The ability of SMMQG to generate high-quality, style-specific, and modality-specific questions enables more robust and detailed evaluation of MMRAG systems. This can significantly enhance the development and deployment of QA systems in real-world applications where multimodal content is prevalent.

  • Theoretical Contributions:

The paper contributes to the growing field of synthetic data generation by introducing methodologies that ensure the generated data's relevance and adherence to specified question styles and modalities. This opens new avenues for research in areas requiring specialized and high-quality synthetic datasets.

Future Directions

  • Expanding Question Styles:

Future work could explore the inclusion of additional question styles that require different types of reasoning and knowledge, thereby broadening the evaluation scope of QA systems.
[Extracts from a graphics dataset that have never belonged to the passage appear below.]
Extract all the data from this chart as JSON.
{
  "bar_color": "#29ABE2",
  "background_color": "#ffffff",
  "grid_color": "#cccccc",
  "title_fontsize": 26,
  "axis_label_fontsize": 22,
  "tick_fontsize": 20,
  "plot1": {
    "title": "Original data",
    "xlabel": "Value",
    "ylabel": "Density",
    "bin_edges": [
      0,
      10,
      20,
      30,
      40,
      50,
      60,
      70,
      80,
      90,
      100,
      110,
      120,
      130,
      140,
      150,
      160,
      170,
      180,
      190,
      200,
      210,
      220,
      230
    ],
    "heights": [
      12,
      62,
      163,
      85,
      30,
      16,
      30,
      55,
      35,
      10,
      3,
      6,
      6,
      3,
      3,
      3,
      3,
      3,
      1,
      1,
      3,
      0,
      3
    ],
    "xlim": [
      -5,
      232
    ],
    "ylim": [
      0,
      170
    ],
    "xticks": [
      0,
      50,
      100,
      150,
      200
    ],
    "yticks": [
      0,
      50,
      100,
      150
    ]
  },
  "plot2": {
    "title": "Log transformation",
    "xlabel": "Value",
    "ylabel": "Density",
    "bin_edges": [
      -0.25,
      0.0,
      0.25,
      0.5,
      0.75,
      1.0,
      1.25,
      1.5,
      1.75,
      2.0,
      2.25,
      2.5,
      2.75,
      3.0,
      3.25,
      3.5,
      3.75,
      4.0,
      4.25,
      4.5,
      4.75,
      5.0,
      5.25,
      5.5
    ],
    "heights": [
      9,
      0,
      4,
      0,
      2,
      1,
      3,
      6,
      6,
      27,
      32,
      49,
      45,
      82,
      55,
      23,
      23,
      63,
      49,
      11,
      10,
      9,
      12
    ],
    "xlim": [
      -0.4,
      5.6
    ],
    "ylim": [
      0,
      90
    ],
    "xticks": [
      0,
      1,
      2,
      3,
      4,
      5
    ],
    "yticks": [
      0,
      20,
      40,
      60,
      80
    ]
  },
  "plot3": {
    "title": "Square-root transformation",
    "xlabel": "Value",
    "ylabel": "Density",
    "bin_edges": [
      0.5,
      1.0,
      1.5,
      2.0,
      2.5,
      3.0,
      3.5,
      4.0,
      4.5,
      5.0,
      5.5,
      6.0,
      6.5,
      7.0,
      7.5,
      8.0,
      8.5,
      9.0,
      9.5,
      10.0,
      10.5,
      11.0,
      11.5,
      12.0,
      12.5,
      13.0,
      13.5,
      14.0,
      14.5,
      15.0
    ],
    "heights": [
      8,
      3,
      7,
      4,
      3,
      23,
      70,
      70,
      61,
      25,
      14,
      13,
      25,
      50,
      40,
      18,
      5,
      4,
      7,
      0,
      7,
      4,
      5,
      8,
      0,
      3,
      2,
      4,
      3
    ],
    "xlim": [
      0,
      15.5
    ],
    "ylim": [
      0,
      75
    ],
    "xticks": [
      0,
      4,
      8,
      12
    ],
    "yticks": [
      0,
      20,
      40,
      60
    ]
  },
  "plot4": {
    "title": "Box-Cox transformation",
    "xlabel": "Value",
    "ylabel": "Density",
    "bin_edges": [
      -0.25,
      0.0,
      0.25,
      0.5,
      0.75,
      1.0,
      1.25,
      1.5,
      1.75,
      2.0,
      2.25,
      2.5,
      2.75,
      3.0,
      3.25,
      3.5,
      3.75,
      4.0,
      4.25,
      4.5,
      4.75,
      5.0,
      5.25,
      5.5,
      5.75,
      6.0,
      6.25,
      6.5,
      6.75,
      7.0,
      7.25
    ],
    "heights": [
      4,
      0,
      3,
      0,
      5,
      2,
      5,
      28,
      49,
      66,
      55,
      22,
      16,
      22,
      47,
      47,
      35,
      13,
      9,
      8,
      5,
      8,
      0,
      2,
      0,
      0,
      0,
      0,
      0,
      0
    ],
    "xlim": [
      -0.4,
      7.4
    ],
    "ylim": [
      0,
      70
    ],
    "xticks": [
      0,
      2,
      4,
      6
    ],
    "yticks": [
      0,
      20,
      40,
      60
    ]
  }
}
  • Integration with Diverse Domains:

While the current work focuses on Wikipedia documents, integrating SMMQG with other domains, such as medical, legal, or scientific texts, could verify its adaptability and robustness across various fields.

  • End-to-End Evaluation:

The paper focuses on evaluating QA models using correctly retrieved sources. Future research should consider end-to-end evaluation, where the retrieval component's impact on the overall QA performance is directly assessed.

In conclusion, the introduction of SMMQG marks a significant step towards refined and customizable evaluation of MMRAG systems. The ability to simulate diverse and realistic question-answering scenarios is crucial for advancing the performance and applicability of multimodal QA models. The combination of fine-grained control over question styles and modalities, along with rigorous human validation, underscores the potential of SMMQG to set new standards in synthetic data generation and QA model evaluation.